Garden Planning 101

Garden planning is always a highlight of spring for me. I have a gardening notebook where I lay out my plans, compare my notes to last year, decided when to try new things (peanuts this year!!). This is a good time to start planning your gardens as you can begin to start some seeds indoors and gathering your seeds and supplies so that you will be able to plant spring vegetables when the time is right.

The first step to any garden plan is selecting the right site. You will want a site that gets at least 6 hours of sunlight. If you are concerned about sun, try growing some shade friendly plants this year and measure the amount of sun you get. Don’t put your garden directly under a tree. Also look for areas with loose, well-drained soil and good drainage.

I recommend planting in raised beds.
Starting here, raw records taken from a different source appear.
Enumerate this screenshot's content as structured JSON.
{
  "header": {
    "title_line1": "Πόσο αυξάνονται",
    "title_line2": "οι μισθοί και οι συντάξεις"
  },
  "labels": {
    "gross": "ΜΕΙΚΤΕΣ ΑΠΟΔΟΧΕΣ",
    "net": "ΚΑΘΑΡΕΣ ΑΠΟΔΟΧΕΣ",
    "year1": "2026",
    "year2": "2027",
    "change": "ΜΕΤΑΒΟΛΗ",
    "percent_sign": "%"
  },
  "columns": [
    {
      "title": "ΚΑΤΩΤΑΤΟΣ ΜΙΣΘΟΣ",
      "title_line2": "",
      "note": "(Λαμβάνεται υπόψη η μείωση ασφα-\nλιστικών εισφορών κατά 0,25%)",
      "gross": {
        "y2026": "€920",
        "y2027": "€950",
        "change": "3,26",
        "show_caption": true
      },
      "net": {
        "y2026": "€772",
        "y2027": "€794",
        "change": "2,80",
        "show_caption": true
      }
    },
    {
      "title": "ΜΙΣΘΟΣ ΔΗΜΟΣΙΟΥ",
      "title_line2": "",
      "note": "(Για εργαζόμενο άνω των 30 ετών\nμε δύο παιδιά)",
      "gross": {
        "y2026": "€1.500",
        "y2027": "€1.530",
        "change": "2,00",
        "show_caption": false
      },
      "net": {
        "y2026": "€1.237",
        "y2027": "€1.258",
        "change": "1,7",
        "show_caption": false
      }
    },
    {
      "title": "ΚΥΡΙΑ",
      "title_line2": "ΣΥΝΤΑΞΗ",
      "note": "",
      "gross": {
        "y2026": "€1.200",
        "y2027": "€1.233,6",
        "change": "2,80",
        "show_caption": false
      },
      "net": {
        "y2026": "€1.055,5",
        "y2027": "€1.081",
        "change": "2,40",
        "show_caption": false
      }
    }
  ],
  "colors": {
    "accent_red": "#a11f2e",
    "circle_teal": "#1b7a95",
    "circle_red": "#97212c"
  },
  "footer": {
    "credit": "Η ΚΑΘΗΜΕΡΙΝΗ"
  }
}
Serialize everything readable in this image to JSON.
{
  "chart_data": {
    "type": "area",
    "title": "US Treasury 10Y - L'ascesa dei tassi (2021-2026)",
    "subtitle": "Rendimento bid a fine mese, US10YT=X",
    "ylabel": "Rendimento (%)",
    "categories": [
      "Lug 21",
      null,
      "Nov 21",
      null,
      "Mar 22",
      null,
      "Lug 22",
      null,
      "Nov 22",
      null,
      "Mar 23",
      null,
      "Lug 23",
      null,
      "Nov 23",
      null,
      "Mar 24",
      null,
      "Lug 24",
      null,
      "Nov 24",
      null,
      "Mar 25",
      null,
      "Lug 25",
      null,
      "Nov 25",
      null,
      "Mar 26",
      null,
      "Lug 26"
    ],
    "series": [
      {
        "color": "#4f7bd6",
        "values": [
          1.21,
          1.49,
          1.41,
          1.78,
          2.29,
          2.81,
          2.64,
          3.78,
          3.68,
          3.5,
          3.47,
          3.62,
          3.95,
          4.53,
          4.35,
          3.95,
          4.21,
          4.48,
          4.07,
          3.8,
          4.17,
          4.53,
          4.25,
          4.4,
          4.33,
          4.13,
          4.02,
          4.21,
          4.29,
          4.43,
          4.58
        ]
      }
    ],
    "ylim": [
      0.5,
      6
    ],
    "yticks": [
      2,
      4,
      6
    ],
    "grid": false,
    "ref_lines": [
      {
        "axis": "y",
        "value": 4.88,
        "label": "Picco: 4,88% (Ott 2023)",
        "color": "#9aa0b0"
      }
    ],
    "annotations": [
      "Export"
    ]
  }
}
Raised beds provide many benefits for home gardening: increased soil compaction and drainage, creating a barrier to pests and slugs, reduced erosion, and easy access. If you’d like to learn more about raised bed gardening, check out our online workshop ‘Building and Planting in Raised Beds’. The workshop will be held on April 7th at 6:30 pm. It is $10.00 per e-mail to attend. Register here: tinyurl.com/y3nb6v97.

Next, determine your garden size. Even a small garden can have big yields if it is well-planned. If it is your first time gardening, start small and work your way up as your gardening skills improve. Don’t have a yard? Try container gardening. There are many plants that do very well in containers. I had an expansive container garden on my back balcony before I moved into my house.

Then, decide what to plant. Things to consider: how much space you have, expected yield, nutritional value, and of course, what you like to eat. However, it’s always a fun challenge to try to grow something new. I tried ground cherries last year. I only had two plants and it seemed like every day I was gathering hundreds of ground cherries. It was a fun experiment, but I realized I really prefer them as a once in a while treat rather than every day snack.

After you’ve decided what to plant, you’ll want to lay out your garden. If using containers, do you have the right size? If using a raised bed, try the square foot gardening method. Keep in mind where the sun is and plant taller crops on the north and west sides of your gardens so they don’t shade shorter plants. It’s helpful to lay out your garden plan on some graph paper before you “dig in”.

Also, consider the timing of planting. In Binghamton, NY, we are in zone 5B. While it might be tempting to start panting on the first warm day of spring, it is too early. Get to know your zone and when to start or direct sow your plants for best results.